From looking at the logs this issue is caused by the rebalance status loop exiting early due to an error being returned by the server. In this case the logs show the following message while the rebalance status loop is running:
2018/08/15 23:59:06 Unsolicited response received on idle HTTP channel starting with "HTTP/1.1 400 Bad Request\r\nServer: MochiWeb/1.0 (Any of you quaids got a smint?)\r\nDate: Wed, 15 Aug 2018 23:59:06 GMT\r\nContent-Length: 0\r\n\r\n"; err=<nil>
The loop exits and then when we check to see if a rebalance is still needed ns_server report that it does because the rebalance is still in process.
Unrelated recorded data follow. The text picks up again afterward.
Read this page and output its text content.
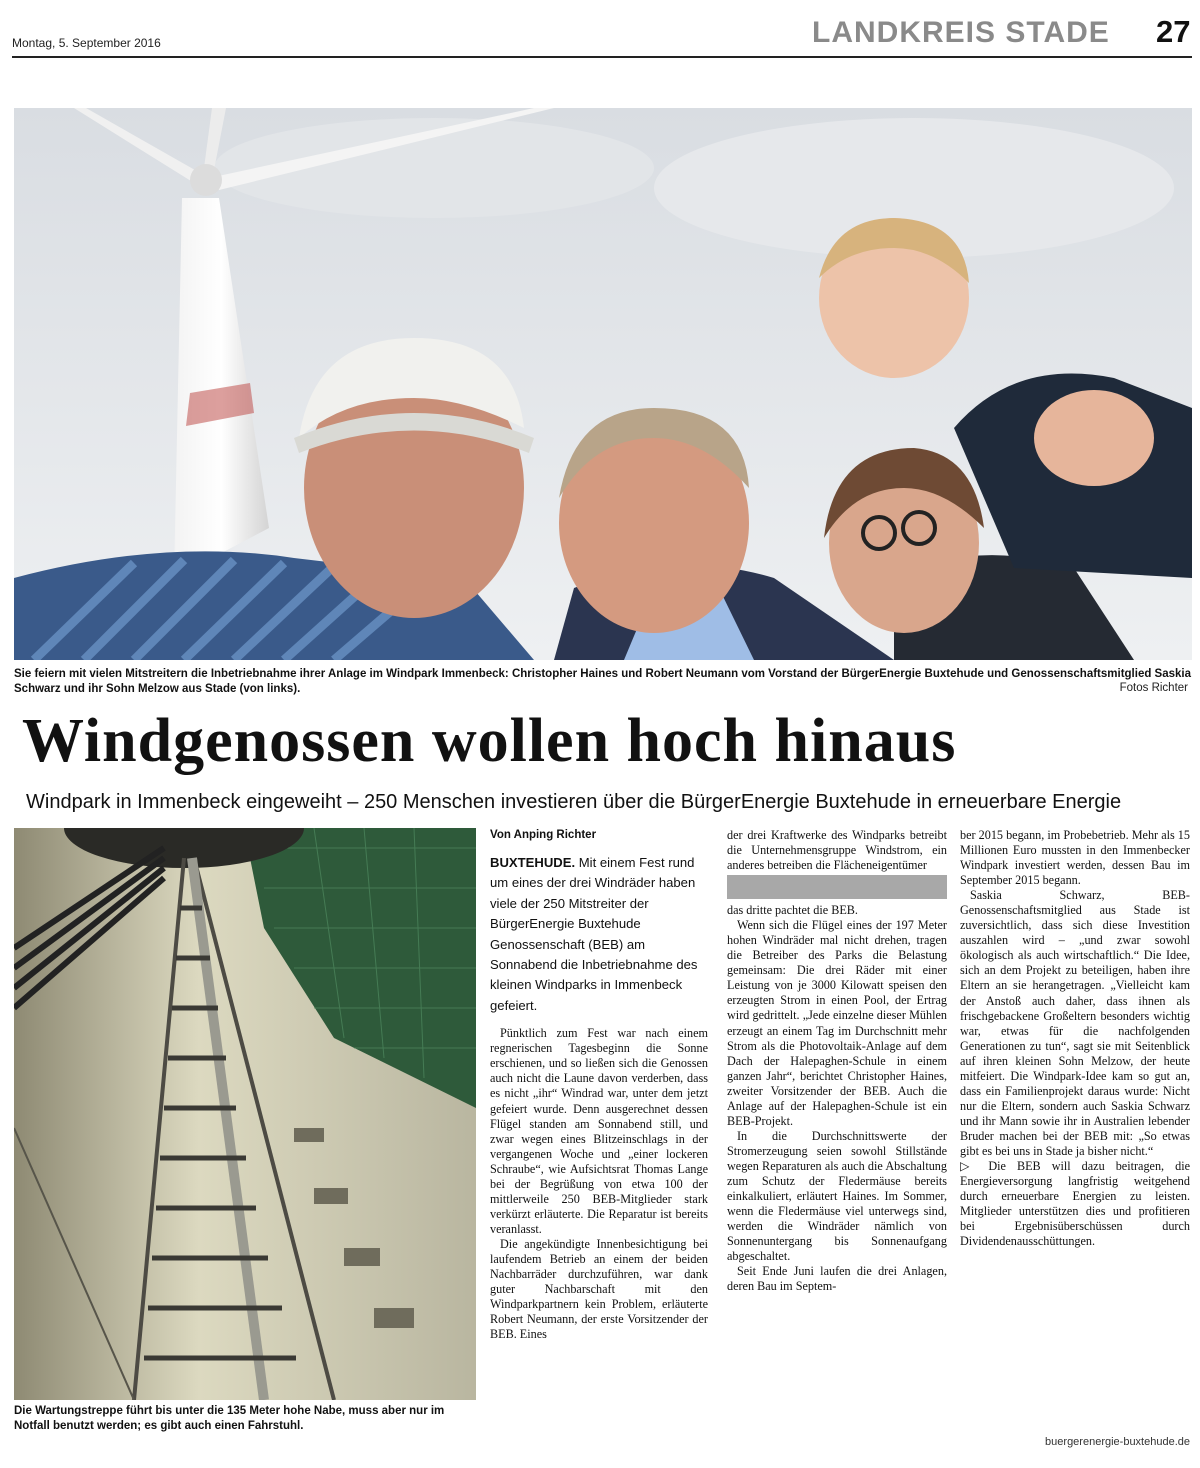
Montag, 5. September 2016	LANDKREIS STADE 27
Sie feiern mit vielen Mitstreitern die Inbetriebnahme ihrer Anlage im Windpark Immenbeck: Christopher Haines und Robert Neumann vom Vorstand der BürgerEnergie Buxtehude und Genossenschaftsmitglied Saskia Schwarz und ihr Sohn Melzow aus Stade (von links).	Fotos Richter
Windgenossen wollen hoch hinaus
Windpark in Immenbeck eingeweiht – 250 Menschen investieren über die BürgerEnergie Buxtehude in erneuerbare Energie
Die Wartungstreppe führt bis unter die 135 Meter hohe Nabe, muss aber nur im Notfall benutzt werden; es gibt auch einen Fahrstuhl.
Von Anping Richter
BUXTEHUDE. Mit einem Fest rund um eines der drei Windräder haben viele der 250 Mitstreiter der BürgerEnergie Buxtehude Genossenschaft (BEB) am Sonnabend die Inbetriebnahme des kleinen Windparks in Immenbeck gefeiert.

Pünktlich zum Fest war nach einem regnerischen Tagesbeginn die Sonne erschienen, und so ließen sich die Genossen auch nicht die Laune davon verderben, dass es nicht „ihr“ Windrad war, unter dem jetzt gefeiert wurde. Denn ausgerechnet dessen Flügel standen am Sonnabend still, und zwar wegen eines Blitzeinschlags in der vergangenen Woche und „einer lockeren Schraube“, wie Aufsichtsrat Thomas Lange bei der Begrüßung von etwa 100 der mittlerweile 250 BEB-Mitglieder stark verkürzt erläuterte. Die Reparatur ist bereits veranlasst.

Die angekündigte Innenbesichtigung bei laufendem Betrieb an einem der beiden Nachbarräder durchzuführen, war dank guter Nachbarschaft mit den Windparkpartnern kein Problem, erläuterte Robert Neumann, der erste Vorsitzender der BEB. Eines

der drei Kraftwerke des Windparks betreibt die Unternehmensgruppe Windstrom, ein anderes betreiben die Flächeneigentümer

das dritte pachtet die BEB.

Wenn sich die Flügel eines der 197 Meter hohen Windräder mal nicht drehen, tragen die Betreiber des Parks die Belastung gemeinsam: Die drei Räder mit einer Leistung von je 3000 Kilowatt speisen den erzeugten Strom in einen Pool, der Ertrag wird gedrittelt. „Jede einzelne dieser Mühlen erzeugt an einem Tag im Durchschnitt mehr Strom als die Photovoltaik-Anlage auf dem Dach der Halepaghen-Schule in einem ganzen Jahr“, berichtet Christopher Haines, zweiter Vorsitzender der BEB. Auch die Anlage auf der Halepaghen-Schule ist ein BEB-Projekt.

In die Durchschnittswerte der Stromerzeugung seien sowohl Stillstände wegen Reparaturen als auch die Abschaltung zum Schutz der Fledermäuse bereits einkalkuliert, erläutert Haines. Im Sommer, wenn die Fledermäuse viel unterwegs sind, werden die Windräder nämlich von Sonnenuntergang bis Sonnenaufgang abgeschaltet.

Seit Ende Juni laufen die drei Anlagen, deren Bau im Septem-

ber 2015 begann, im Probebetrieb. Mehr als 15 Millionen Euro mussten in den Immenbecker Windpark investiert werden, dessen Bau im September 2015 begann.

Saskia Schwarz, BEB-Genossenschaftsmitglied aus Stade ist zuversichtlich, dass sich diese Investition auszahlen wird – „und zwar sowohl ökologisch als auch wirtschaftlich.“ Die Idee, sich an dem Projekt zu beteiligen, haben ihre Eltern an sie herangetragen. „Vielleicht kam der Anstoß auch daher, dass ihnen als frischgebackene Großeltern besonders wichtig war, etwas für die nachfolgenden Generationen zu tun“, sagt sie mit Seitenblick auf ihren kleinen Sohn Melzow, der heute mitfeiert. Die Windpark-Idee kam so gut an, dass ein Familienprojekt daraus wurde: Nicht nur die Eltern, sondern auch Saskia Schwarz und ihr Mann sowie ihr in Australien lebender Bruder machen bei der BEB mit: „So etwas gibt es bei uns in Stade ja bisher nicht.“

▷ Die BEB will dazu beitragen, die Energieversorgung langfristig weitgehend durch erneuerbare Energien zu leisten. Mitglieder unterstützen dies und profitieren bei Ergebnisüberschüssen durch Dividendenausschüttungen.

buergerenergie-buxtehude.de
time="2018-08-15T23:59:10Z" level=error msg="failed to reconcile: Failed to rebalance: cluster reports rebalance incomplete" cluster-name=test-couchbase-mjwqv module=cluster
The problem is that we need to do better error checking in the rebalance status loop. If the call to check the status fails we need to check another node. Even if all nodes fail we should still retry for a certain amount of time (maybe 60 seconds) before giving up. Below is a link the code that needs to be improved.
It should also be noted that it's possible that we may not be able to check the status for 60 seconds and in that case we should skip raising an event or raise an event for rebalance status unknown.